The important part of Julia is its programming model.

The implicitly parallel fork-join model is easy to program and incredibly general. And I'm glad to see a high-level language embrace it.

-------

I probably should note some other languages of this model: CUDA, OpenCL, ISPC, OpenMP, OpenACC. Most of these other languages are low-level, where you manage memory directly (and GPUs have very little memory per thread. So manual memory management is still hugely important)

But for speed of development, prototyping, and higher level reasons, a language like Julia that implements this "mindset" is going to be hugely important moving forward.

------

The fact that parallel fork-join scales from 2 CPU threads all the way up to thousands of GPU-threads... or CPU + SIMD (such as AVX512), is proof that this methodology is useful. I feel like people are sleeping on this model: its hugely useful for scaling on what I believe to be the computer of the future.

Classing for example ISPC as low level invalidates this comment for me; ISPC among others provides a great interface to SIMD model for CPUs that simply isn’t available in Julia.

ISPC is higher level than its peers, but its still new/delete based manual memory allocation. So in the great scheme of programming languages, its still rather low level (since you're manually handling memory).

Indeed: ISPC provides constructs to provide structure-of-arrays, and other low-level memory layout details. This is a good thing: these details have significant implications on the speed of your program.

Nonetheless, any language which wrangles with manual details of memory layout, or new/delete based memory allocation, is inevitably going to be classified as low level in my books.

> ISPC among others provides a great interface to SIMD model for CPUs that simply isn’t available in Julia.

If Julia can compile into GPU-assembly (which is innately SIMD), I'm sure an AVX-based compile could work eventually.

They may have to target AVX512 (since most GPU-assembly requires per-thread exec-masks), but the general concept is being proven as Julia can now compile down into PTX or AMDGPU assembly.

Julia's compile down to GPU-assembly / SIMD code is not supported in the "general case", only in select circumstances. But that's still an incredible boon for a high-level language.

> but its still new/delete based manual memory allocation

I guess we aren’t solving the same problems: memory allocation is trivial is my domain, mapping complex nested control flow in SIMD is the hard part.

> Julia can now compile down into PTX or AMDGPU assembly.

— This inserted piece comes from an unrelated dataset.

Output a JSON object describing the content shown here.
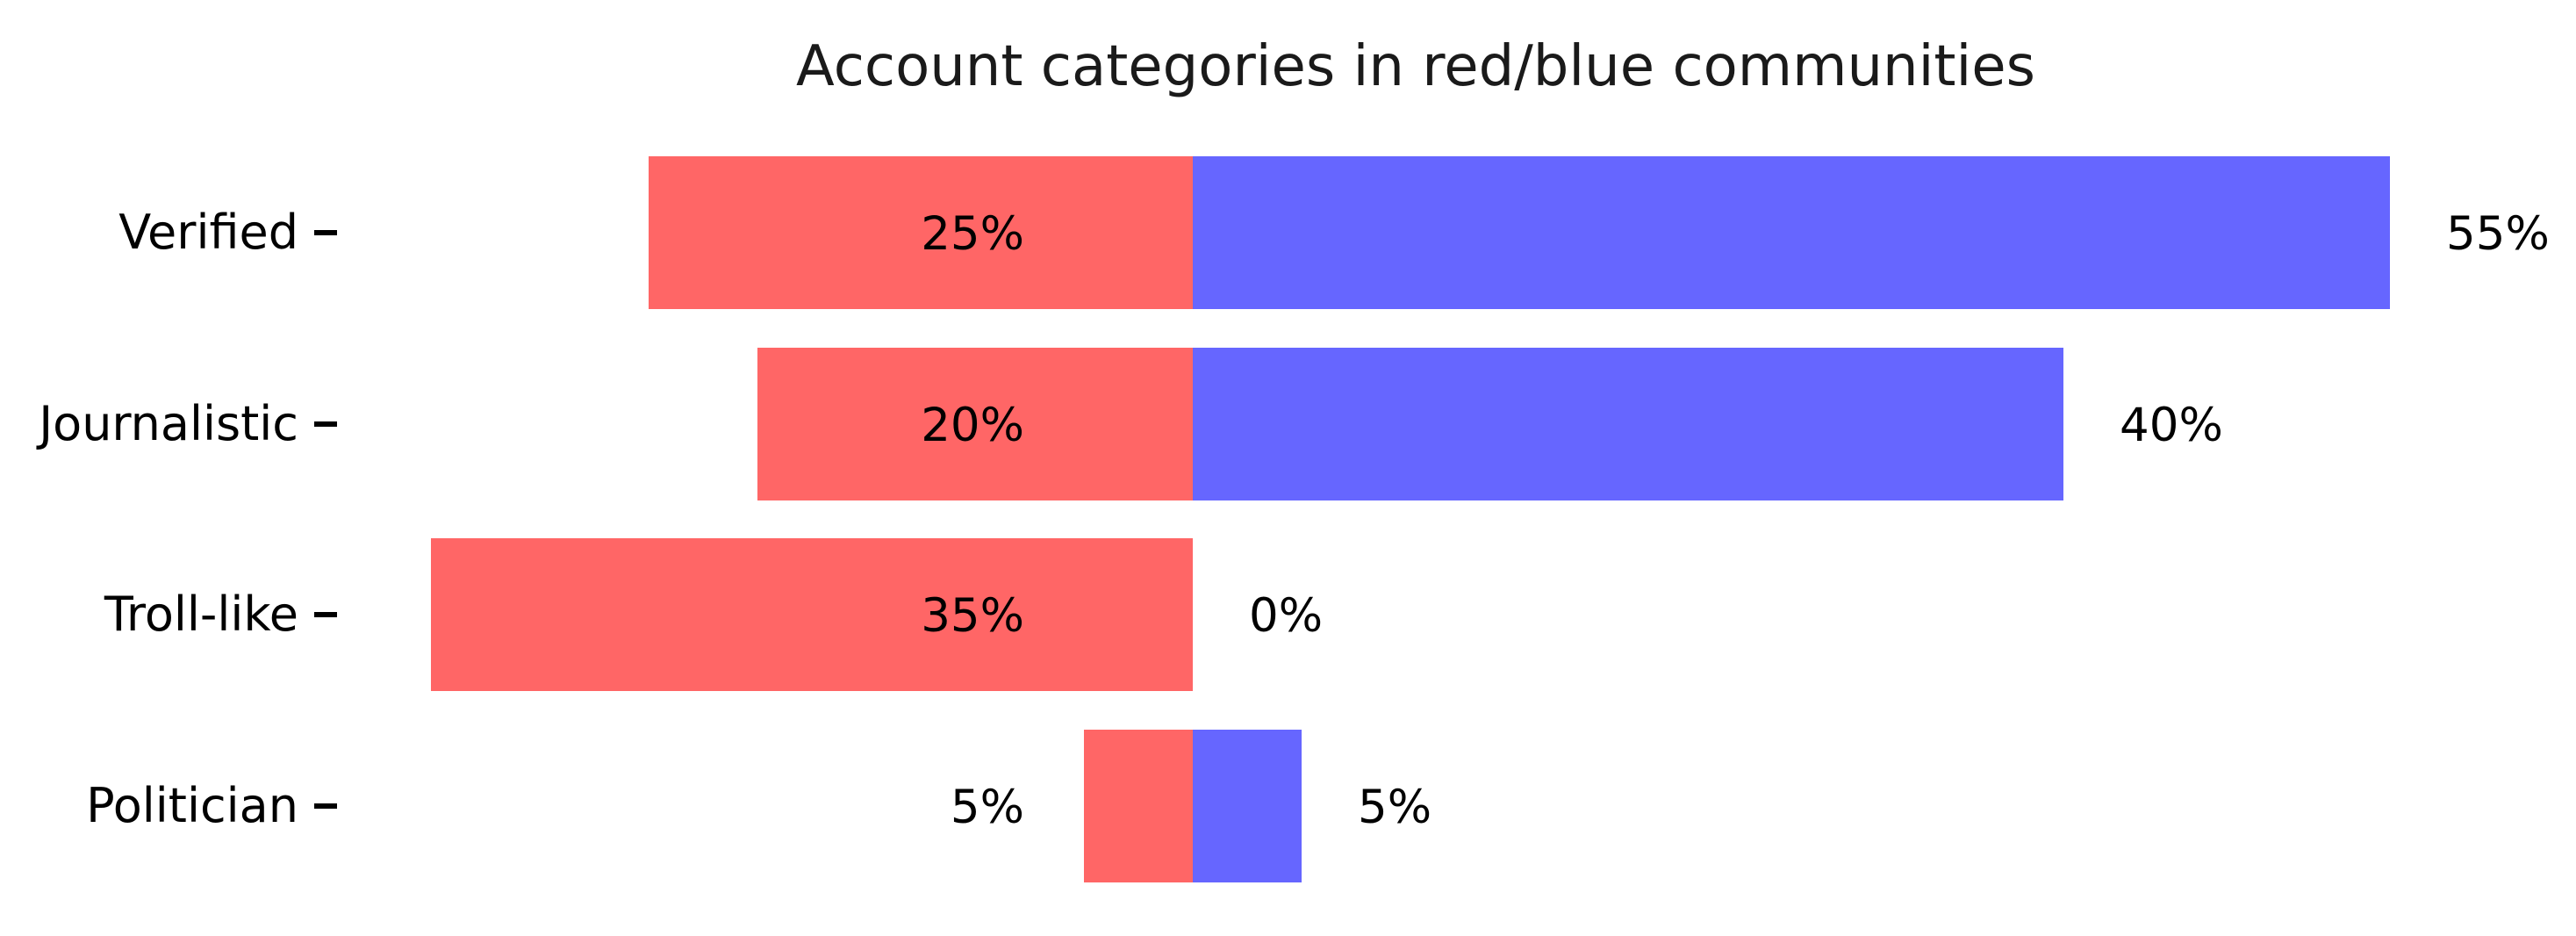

Sure but Julia-as-syntax is nothing special now, Numba does this for a Python as well.

you can and you can't. Julia is composable -- Suppose I want to write a library to find compression polynomials for reed-solomon encoding system (see mary wootters' talks on youtube) for my storage product. I need a LU decomposition algorithm that operates on GF256 (which is just an 8-bit int). But the +/-/x/divide operations are all messed up. I'd have to rewrite LU decomposition. How confident are you that you can get even that right? I'm pretty good at implementing algorithms, but I've messed up LU decomposition before.

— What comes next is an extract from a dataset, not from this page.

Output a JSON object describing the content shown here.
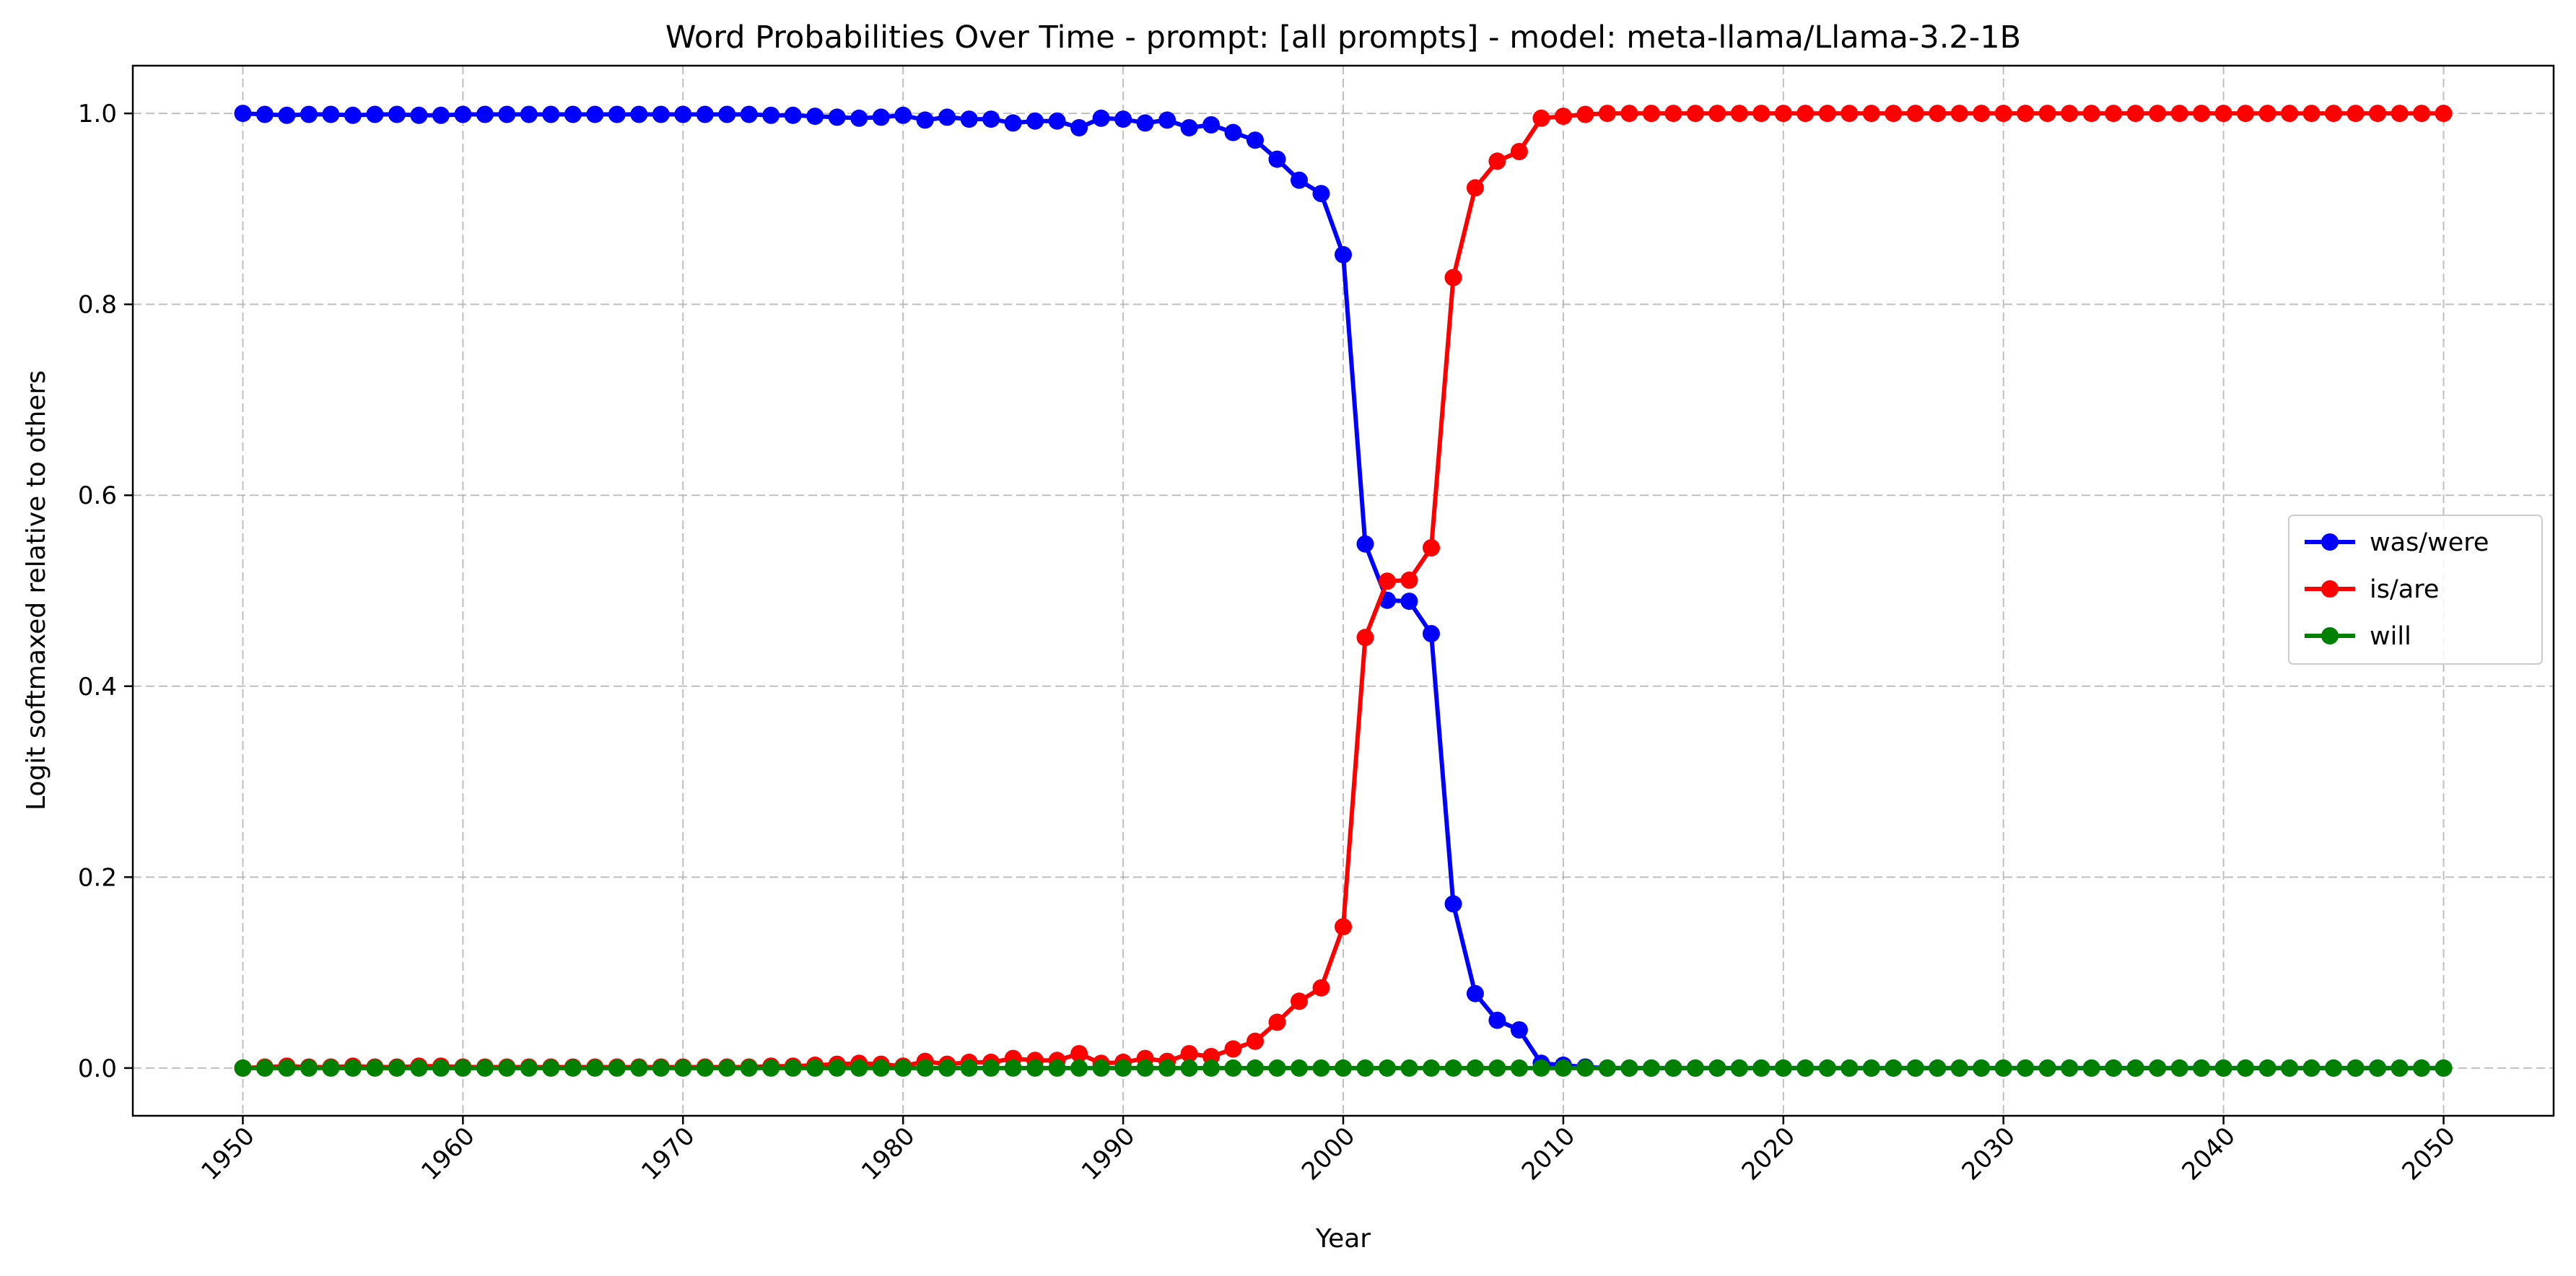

Then suppose I rewrite the LU decomposition algorithm, using python. Now I want to accelerate the search by running the search on GPUs. I have to re-rewrite the code from scratch. Each GF256 encoding has to have rejiggered operators, and so I need to rewrite custom GPU kernels, then figure out how to resequence the operations (* looks different for each GF256 encoding), etc.

This is all SUPER easy in julia.

> (see mary wootters' talks on youtube)

https://www.youtube.com/watch?v=Gh578e98qAk

> Suppose I want to write a library to find compression polynomials for reed-solomon encoding system (see mary wootters' talks on youtube) for my storage product. I need a LU decomposition algorithm that operates on GF256

Surely you use isa-l[1].

[1] https://github.com/intel/isa-l

> Now I want to accelerate the search by running the search on GPUs.

GPUs are float oriented so I don't think you'll get the performance you hope for out of 8 bit integer operations. If you have interesting results to share I'd like to read them.